At posts without American-sponsored schools, local schools can often provide a good education for American children. The Department, through its Office of Overseas Schools, maintains detailed summaries of the quality of education provided at about 450 elementary and secondary schools overseas.

The Foreign Service defrays the costs of educating children overseas through education allowances. The education allowance enables children to receive a level of education comparable to that provided without charge by public schools in the United States. This allowance is designed to cover the costs of tuition at the least expensive adequate schools at post.

In some places, adequate educational facilities, particularly at the high school level, may be unavailable. At such posts, parents will have to determine whether their children's educational needs can be met through a correspondence course or whether their children should be enrolled in a school away from post. Adequate facilities do not exist at many posts for learning disabled children.

If adequate schools are not available at post, a separate "away from post" allowance is provided to cover the costs of tuition, room and board, and periodic transportation for children between post and school. Depending on the school chosen, the away-from-post allowance may not cover all of these costs.


The Foreign Service is dedicated to a policy of obtaining the best possible medical care for its employees and their families in all parts of the world. Nevertheless, local medical support is uneven and, in some posts, virtually nonexistent. In an effort to care for the special health needs of Foreign Service Officers and their families, the Office of Medical Services operates a special medical program to provide additional health services to officers and their families serving in overseas posts.

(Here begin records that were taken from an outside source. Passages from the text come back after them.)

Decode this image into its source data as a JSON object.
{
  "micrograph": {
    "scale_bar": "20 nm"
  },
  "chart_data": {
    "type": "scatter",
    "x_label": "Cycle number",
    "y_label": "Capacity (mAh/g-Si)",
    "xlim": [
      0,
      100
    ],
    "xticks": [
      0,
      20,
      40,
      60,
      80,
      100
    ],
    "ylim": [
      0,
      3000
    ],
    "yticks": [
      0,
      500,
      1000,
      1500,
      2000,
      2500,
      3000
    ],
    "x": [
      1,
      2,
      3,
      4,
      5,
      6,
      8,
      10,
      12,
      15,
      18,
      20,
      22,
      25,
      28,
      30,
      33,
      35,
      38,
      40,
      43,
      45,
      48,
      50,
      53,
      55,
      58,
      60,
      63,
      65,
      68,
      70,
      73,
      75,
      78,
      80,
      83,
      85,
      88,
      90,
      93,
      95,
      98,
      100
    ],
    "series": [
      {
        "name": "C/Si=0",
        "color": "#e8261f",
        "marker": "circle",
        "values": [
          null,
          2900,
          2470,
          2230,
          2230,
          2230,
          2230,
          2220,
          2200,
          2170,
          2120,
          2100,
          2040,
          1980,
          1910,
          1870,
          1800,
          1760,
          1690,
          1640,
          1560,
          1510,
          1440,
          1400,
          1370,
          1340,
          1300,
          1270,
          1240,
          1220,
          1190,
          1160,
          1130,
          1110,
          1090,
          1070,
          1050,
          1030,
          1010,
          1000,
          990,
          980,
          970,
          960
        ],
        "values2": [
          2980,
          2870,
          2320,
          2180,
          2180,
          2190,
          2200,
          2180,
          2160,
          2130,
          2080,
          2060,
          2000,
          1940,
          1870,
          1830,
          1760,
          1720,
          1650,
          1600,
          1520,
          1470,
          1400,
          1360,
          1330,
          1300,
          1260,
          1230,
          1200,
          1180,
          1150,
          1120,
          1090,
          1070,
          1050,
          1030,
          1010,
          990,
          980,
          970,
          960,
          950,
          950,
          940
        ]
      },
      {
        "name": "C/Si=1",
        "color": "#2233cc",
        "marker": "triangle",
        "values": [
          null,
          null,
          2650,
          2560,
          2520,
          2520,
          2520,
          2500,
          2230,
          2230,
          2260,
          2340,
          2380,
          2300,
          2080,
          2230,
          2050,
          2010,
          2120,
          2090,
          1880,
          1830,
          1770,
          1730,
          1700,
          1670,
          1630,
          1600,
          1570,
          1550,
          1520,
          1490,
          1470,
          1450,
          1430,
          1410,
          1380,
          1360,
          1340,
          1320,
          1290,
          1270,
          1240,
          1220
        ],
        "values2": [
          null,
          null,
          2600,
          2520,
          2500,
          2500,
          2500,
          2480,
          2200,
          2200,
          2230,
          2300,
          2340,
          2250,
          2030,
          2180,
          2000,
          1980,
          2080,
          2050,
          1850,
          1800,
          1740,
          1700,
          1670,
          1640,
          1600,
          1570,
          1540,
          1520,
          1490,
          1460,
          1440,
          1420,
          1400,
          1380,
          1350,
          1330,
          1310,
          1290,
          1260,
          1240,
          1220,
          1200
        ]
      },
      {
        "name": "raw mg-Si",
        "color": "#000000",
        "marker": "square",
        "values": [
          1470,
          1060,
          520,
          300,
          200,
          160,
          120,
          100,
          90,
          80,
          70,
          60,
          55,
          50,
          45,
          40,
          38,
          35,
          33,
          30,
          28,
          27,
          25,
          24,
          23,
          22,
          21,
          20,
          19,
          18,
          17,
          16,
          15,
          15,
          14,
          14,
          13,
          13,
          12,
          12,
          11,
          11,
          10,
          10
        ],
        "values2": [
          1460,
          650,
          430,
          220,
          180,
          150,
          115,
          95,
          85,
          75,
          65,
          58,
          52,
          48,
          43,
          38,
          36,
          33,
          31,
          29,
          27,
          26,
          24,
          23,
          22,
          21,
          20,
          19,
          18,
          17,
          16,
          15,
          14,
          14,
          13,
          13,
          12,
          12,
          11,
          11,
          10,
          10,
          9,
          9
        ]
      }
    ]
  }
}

In brief, the Foreign Service will pay any medical expenses not covered by standard health insurance plans for health problems that require hospitalization and that occur while a Specialist and his or her family are overseas on government orders. The government provides similar coverage for medical difficulties that arise in the United States, but which are a result of an overseas assignment. This coverage does not include outpatient care, unless that outpatient care is a part of the treatment of a condition for which the patient was hospitalized.

If adequate medical care cannot be provided at post, the Department's Office of Medical Services can authorize a medical evacuation, either to the United States or to the nearest designated point where care can be provided.

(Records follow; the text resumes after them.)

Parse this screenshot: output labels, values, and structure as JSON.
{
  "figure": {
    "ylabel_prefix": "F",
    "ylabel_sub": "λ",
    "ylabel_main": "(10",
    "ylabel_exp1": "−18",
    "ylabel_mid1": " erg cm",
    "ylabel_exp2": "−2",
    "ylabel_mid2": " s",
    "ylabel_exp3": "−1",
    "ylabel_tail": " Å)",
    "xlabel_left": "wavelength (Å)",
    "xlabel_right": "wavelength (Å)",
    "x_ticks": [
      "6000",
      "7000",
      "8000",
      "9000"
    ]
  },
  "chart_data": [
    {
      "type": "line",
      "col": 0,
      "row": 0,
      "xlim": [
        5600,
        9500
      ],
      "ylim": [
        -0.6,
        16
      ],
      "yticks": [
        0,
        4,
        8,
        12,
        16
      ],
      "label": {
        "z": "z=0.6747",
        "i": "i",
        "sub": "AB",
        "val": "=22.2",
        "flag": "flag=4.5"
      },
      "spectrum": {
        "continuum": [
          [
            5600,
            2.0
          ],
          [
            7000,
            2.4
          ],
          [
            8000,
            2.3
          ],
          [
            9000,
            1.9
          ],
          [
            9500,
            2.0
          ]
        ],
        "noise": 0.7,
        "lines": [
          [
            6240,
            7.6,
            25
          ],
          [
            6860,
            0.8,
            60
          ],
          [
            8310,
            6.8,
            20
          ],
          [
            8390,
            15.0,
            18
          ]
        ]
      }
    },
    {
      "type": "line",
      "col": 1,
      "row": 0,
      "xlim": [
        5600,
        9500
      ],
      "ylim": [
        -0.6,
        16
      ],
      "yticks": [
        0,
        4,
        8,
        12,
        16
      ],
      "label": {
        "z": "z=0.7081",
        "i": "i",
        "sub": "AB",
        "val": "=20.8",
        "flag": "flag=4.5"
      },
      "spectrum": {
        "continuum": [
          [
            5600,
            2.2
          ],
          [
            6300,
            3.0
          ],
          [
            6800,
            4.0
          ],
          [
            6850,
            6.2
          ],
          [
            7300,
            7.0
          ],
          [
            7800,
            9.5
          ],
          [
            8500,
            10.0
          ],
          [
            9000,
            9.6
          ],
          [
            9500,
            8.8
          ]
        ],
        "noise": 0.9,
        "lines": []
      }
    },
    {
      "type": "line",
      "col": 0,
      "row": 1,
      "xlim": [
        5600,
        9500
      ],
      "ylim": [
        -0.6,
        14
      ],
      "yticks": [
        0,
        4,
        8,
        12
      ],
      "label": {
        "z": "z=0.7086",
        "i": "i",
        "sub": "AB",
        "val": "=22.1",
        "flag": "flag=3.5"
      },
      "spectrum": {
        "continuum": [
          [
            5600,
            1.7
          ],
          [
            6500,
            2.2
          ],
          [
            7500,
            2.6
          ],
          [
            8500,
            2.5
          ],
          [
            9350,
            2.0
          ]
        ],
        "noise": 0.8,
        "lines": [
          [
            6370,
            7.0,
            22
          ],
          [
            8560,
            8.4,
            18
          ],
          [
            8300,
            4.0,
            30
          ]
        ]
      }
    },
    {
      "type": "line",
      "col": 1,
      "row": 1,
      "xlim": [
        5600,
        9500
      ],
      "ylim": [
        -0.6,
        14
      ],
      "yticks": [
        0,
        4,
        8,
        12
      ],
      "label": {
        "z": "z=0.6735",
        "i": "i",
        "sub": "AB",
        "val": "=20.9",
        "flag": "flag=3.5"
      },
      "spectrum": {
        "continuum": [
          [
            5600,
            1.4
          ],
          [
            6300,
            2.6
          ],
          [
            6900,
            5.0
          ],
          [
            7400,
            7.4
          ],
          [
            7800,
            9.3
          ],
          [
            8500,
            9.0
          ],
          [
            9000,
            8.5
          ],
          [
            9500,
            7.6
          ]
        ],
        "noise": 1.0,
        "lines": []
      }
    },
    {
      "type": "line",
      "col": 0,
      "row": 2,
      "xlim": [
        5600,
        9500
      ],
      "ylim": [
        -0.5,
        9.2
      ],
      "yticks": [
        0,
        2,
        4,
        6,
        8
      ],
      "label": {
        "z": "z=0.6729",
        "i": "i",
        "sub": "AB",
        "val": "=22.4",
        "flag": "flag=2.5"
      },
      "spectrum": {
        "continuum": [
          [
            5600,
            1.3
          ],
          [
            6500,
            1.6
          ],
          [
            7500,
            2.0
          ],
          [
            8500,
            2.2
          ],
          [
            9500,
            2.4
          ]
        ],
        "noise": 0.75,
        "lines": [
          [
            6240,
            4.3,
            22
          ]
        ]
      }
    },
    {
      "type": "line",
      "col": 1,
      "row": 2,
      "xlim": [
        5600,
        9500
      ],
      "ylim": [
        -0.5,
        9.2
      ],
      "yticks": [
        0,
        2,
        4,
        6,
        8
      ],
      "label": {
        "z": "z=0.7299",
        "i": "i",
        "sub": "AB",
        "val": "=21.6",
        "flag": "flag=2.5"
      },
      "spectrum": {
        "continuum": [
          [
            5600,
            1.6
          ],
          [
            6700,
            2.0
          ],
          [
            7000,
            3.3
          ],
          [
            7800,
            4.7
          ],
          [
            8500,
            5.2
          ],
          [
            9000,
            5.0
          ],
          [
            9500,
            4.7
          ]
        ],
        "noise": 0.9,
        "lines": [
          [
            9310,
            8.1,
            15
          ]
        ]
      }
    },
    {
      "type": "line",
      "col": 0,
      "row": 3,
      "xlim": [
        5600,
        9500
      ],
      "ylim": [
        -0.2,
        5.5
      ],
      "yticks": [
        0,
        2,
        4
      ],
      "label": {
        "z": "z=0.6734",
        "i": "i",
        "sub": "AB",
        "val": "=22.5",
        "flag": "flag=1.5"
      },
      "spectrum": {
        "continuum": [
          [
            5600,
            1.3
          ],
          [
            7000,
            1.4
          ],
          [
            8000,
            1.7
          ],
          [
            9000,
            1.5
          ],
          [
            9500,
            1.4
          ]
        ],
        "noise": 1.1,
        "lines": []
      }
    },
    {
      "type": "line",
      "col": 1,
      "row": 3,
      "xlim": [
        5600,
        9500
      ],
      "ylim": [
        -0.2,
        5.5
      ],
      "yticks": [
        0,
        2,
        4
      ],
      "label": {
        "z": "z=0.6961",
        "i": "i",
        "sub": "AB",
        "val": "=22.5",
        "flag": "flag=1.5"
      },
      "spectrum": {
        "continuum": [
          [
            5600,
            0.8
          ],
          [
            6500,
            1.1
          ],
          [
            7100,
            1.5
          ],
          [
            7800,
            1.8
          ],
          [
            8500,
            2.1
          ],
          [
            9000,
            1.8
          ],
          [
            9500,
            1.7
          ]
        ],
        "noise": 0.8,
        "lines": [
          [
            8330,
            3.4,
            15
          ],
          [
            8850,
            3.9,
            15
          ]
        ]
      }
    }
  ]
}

Finally, the Office of Medical Services authorizes emergency visitation travel. This allows the Foreign Service Officer or his or her spouse to travel to the United States on a one-time basis to attend the funeral of an immediate relative, or to visit an immediate relative suffering from a life-threatening illness.


The State Department invests heavily in security for its employees, their families, and U.S. missions overseas. Unfortunately, terrorist acts and criminal activities do occur, and may affect a family's lifestyle. Thus, Foreign Service families occasionally have to live with certain restrictions at some posts.

The National Foreign Affairs Training Center offers cost-free seminars to Foreign Service Officers and their families regarding the preparations they should make and what precautions they should take in order to reduce security risks while overseas.


The Department of State is committed to equal opportunity and fair and equitable treatment for all without regard to race, color, national origin, sex, religion, age, sexual orientation, disabling condition, political affiliation, marital status, or prior statutory, constitutionally protected activity.